Database | Open | Published:
REFOLDdb: a new and sustainable gateway to experimental protocols for protein refolding
BMC Structural Biologyvolume 17, Article number: 4 (2017)
More than 7000 papers related to “protein refolding” have been published to date, with approximately 300 reports each year during the last decade. Whilst some of these papers provide experimental protocols for protein refolding, a survey in the structural life science communities showed a necessity for a comprehensive database for refolding techniques. We therefore have developed a new resource – “REFOLDdb” that collects refolding techniques into a single, searchable repository to help researchers develop refolding protocols for proteins of interest.
We based our resource on the existing REFOLD database, which has not been updated since 2009. We redesigned the data format to be more concise, allowing consistent representations among data entries compared with the original REFOLD database. The remodeled data architecture enhances the search efficiency and improves the sustainability of the database. After an exhaustive literature search we added experimental refolding protocols from reports published 2009 to early 2017. In addition to this new data, we fully converted and integrated existing REFOLD data into our new resource. REFOLDdb contains 1877 entries as of March 17th, 2017, and is freely available at http://p4d-info.nig.ac.jp/refolddb/.

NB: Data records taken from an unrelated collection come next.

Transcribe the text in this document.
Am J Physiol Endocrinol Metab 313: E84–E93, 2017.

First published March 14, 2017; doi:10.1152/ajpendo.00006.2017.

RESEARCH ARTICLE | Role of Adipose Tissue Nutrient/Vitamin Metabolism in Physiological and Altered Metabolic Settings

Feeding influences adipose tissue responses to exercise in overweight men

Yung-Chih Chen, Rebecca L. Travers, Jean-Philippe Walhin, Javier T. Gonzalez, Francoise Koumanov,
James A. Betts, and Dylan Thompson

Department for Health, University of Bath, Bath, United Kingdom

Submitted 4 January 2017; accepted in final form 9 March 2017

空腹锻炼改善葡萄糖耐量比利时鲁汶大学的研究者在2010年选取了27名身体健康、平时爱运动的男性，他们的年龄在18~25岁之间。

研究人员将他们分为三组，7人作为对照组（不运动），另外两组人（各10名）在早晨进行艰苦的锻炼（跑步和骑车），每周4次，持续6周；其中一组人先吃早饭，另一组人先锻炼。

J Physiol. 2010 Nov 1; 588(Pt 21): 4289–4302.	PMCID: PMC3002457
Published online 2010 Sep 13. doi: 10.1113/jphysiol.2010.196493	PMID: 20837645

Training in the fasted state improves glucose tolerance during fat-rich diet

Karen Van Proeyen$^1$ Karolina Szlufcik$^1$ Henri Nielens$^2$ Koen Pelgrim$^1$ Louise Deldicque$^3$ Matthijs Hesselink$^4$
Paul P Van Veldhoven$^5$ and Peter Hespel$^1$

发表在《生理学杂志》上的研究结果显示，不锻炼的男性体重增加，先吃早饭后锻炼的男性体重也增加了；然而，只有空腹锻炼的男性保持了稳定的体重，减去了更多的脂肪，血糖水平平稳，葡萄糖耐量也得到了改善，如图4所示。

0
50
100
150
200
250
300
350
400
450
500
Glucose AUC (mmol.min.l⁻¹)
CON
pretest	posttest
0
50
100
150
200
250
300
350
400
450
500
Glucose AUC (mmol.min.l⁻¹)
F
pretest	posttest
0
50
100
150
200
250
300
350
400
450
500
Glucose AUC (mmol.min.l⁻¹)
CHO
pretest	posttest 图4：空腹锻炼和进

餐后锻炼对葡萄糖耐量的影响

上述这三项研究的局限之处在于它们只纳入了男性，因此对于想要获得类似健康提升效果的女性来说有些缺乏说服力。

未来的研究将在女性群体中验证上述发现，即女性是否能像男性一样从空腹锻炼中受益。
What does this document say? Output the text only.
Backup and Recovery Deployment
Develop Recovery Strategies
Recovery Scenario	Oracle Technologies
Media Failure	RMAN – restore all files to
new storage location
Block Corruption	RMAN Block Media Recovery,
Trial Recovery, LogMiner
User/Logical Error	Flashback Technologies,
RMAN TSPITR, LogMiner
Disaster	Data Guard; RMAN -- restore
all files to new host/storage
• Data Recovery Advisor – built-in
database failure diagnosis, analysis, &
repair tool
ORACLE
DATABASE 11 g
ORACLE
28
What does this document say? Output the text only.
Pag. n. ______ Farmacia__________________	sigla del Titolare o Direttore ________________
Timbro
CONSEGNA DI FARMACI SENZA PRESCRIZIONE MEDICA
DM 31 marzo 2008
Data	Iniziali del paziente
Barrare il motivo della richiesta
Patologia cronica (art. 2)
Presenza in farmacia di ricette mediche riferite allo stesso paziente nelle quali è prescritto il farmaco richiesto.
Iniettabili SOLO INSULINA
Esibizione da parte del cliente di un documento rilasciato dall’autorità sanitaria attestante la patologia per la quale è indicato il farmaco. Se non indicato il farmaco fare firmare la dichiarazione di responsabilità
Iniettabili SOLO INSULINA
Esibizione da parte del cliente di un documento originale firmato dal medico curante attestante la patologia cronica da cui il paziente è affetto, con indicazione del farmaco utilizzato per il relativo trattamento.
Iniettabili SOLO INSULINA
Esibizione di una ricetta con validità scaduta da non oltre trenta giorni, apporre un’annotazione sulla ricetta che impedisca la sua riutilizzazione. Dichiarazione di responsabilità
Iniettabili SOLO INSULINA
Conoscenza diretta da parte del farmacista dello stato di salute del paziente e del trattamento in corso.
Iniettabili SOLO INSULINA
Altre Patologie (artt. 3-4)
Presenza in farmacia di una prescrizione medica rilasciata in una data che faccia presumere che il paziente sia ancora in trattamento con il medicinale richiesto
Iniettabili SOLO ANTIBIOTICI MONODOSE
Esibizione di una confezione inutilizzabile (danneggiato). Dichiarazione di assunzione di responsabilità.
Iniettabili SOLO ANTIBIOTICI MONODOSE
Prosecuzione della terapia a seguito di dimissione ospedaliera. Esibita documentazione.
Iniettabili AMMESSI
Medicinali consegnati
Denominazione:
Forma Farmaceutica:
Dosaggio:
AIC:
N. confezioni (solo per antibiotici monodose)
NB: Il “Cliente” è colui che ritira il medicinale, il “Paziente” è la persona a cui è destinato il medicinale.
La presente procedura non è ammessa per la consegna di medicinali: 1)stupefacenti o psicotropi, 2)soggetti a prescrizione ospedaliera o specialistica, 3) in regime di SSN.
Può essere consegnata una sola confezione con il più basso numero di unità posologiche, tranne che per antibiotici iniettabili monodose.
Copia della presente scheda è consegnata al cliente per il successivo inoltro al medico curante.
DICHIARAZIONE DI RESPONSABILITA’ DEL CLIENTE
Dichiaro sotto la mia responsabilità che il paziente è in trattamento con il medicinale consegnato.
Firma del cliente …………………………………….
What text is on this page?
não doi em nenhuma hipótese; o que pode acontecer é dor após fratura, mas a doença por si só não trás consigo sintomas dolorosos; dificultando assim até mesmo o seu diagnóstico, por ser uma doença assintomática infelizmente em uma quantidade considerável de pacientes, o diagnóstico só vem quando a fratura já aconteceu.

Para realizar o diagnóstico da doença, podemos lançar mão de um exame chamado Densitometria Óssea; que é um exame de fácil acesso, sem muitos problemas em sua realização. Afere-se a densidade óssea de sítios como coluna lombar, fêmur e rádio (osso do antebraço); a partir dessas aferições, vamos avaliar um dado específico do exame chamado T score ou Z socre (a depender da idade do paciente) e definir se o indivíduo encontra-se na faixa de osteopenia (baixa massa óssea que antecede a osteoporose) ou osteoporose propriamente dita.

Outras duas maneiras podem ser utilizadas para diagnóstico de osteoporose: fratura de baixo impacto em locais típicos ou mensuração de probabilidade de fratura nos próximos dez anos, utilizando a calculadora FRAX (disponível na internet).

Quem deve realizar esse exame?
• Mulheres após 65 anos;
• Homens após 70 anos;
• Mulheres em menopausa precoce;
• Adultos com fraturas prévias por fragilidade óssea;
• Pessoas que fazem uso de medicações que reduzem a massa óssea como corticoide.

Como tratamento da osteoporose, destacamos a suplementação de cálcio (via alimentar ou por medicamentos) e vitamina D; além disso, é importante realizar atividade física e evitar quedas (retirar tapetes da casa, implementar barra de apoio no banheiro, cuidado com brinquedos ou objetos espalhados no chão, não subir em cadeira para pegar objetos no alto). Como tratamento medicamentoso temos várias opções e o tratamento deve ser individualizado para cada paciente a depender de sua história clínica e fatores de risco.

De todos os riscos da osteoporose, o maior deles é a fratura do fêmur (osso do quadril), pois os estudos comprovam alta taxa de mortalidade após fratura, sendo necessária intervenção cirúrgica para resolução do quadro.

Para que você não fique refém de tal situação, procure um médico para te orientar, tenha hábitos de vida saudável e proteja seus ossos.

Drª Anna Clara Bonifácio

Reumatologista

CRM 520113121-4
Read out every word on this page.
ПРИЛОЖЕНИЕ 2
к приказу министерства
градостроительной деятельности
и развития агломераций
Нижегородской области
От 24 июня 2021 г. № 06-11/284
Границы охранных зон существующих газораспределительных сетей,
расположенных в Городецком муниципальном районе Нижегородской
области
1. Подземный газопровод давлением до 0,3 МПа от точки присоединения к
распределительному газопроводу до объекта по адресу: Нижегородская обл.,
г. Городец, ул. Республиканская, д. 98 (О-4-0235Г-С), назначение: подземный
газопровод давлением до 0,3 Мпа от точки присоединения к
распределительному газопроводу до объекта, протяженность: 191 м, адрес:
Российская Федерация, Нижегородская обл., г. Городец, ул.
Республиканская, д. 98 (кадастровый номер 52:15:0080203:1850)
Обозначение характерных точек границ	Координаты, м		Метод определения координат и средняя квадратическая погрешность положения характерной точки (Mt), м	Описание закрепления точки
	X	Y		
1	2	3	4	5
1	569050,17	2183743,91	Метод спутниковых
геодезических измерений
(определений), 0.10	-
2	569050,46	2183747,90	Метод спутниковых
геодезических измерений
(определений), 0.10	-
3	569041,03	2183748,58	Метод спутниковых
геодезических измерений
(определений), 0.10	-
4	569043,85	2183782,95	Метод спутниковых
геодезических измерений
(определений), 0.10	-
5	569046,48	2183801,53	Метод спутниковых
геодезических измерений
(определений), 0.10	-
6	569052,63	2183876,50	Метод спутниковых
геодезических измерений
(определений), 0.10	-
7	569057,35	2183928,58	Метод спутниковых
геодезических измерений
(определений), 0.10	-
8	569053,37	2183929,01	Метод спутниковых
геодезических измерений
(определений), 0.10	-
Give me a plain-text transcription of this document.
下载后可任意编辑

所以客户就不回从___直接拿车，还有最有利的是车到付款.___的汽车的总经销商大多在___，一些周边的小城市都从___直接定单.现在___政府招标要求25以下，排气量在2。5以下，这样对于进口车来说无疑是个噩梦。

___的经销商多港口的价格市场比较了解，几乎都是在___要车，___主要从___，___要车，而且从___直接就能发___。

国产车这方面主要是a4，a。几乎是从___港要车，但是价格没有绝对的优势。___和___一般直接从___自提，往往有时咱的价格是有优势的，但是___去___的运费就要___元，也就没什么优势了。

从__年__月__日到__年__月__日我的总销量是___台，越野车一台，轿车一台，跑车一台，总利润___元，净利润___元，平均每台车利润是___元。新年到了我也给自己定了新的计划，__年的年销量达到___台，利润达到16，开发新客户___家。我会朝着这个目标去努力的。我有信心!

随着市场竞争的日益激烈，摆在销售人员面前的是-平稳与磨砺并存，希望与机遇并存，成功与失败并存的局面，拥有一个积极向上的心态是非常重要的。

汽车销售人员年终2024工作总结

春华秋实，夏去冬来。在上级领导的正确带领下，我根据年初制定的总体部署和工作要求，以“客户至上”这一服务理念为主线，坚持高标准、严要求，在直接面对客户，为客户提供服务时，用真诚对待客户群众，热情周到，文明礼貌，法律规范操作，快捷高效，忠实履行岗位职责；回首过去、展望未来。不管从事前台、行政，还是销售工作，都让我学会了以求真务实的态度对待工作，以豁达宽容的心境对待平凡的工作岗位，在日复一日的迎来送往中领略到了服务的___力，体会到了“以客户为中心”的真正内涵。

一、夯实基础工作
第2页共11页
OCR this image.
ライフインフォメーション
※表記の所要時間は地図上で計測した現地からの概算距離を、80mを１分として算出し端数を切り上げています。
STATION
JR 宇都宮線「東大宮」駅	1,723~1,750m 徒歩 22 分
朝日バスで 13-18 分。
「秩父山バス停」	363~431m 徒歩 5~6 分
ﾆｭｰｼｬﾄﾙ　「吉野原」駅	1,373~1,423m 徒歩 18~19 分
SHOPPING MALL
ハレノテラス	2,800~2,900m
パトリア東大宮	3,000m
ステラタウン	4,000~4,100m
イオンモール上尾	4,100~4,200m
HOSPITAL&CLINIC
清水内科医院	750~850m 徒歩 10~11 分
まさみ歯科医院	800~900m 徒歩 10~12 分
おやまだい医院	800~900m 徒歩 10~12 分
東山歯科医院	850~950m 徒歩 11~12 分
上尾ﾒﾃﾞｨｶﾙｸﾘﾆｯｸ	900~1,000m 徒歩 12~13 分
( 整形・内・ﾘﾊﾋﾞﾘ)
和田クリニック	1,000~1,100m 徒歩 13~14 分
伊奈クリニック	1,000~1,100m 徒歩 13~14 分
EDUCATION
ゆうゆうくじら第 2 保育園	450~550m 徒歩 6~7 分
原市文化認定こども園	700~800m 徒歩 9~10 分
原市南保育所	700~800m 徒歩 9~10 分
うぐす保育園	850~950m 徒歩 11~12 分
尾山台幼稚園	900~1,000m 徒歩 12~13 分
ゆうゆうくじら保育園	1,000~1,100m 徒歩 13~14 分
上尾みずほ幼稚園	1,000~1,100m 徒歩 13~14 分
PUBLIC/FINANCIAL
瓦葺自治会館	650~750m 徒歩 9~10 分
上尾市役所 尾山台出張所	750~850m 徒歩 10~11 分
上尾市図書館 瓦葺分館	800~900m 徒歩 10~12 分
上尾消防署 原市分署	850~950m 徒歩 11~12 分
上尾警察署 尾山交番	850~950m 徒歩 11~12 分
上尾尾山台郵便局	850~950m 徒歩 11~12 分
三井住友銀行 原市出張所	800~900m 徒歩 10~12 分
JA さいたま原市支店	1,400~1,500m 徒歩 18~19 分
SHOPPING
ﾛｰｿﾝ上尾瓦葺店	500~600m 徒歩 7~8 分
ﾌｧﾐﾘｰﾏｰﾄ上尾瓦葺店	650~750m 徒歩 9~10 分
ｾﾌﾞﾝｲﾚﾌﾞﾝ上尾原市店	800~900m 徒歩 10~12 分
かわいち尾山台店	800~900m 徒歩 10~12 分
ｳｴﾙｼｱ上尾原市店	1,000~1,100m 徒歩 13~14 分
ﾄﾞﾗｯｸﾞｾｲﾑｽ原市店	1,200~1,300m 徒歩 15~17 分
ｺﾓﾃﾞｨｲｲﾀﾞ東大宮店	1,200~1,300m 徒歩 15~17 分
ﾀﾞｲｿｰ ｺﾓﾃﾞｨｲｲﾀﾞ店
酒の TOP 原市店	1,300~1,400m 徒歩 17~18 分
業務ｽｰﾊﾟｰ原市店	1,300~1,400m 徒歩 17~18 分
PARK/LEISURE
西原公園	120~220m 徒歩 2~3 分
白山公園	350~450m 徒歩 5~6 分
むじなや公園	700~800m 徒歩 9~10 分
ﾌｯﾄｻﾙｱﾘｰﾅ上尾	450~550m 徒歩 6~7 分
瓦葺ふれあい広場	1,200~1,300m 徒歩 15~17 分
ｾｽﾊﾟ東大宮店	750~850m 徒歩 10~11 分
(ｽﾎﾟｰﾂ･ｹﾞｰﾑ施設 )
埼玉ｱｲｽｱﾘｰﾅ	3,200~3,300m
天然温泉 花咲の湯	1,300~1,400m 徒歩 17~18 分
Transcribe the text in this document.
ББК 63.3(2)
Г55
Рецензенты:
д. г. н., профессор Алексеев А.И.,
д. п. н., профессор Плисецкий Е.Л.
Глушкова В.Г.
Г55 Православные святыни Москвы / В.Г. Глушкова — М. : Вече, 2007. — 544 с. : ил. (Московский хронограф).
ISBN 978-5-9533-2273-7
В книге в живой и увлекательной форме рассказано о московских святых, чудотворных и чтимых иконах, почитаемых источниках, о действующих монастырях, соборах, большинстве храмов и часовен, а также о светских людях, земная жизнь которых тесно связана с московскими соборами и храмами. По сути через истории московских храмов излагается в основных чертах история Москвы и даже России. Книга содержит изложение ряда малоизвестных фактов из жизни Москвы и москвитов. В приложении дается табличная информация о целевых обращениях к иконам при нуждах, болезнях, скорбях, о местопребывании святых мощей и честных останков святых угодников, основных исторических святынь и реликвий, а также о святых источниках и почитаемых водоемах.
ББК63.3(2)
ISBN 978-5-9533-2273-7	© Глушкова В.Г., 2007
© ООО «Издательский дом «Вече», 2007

REFOLDdb is a unique database for the life sciences research community, providing annotated information for designing new refolding protocols and customizing existing methodologies. We envisage that this resource will find wide utility across broad disciplines that rely on the production of pure, active, recombinant proteins. Furthermore, the database also provides a useful overview of the recent trends and statistics in refolding technology development.
Establishment of heterologous expression technology of recombinant proteins has revolutionized protein purification such that it is performed with cloned, recombinant proteins expressed in a suitable host. The predominant host is Escherichia coli. However, many overexpressed proteins in E. coli are found in an insoluble form called inclusion bodies (IBs). Since the target protein is often highly pure in washed IBs, the challenge is not so much to purify the target, but rather to solubilize IBs and refold the protein into its native, biologically active state [1, 2]. While many of the operations to prepare IBs are quite general—expression, cell disruption, IB isolation and washing, the precise conditions that are required to achieve efficient refolding vary for each protein.
The refolding experiments consist of two steps: (1) the solubilization of IBs by adding a denaturant and (2) the renaturation of the denatured protein by lowering the denaturant concentration. The solubilization step is relatively easily, performed by adding a denaturant, typically urea or guanidinium chloride at a final concentration of 6–8 M or 6 M, respectively. The renaturation step is often difficult. In order to maximize the refolding yield, the optimization of the following experimental methods/conditions of this process is required:
refolding method: dilution and dialysis , gel filtration column chromatography, column adsorption and desorption , and high pressure  represent the most common methods. These methods are used to lower the denaturant concentration and allow protein refolding in an aqueous buffer.
pH: In general, pI should not be used for refolding experiment to avoid isoelectric point precipitation .
temperature: Temperature has an effect on the stability and mobility of the refolding intermediates .
protein concentration: Protein concentration determines the degree of “crowding” and thus the frequency of molecular collisions between the unfolded molecules as well as folding intermediates, which can promote aggregation .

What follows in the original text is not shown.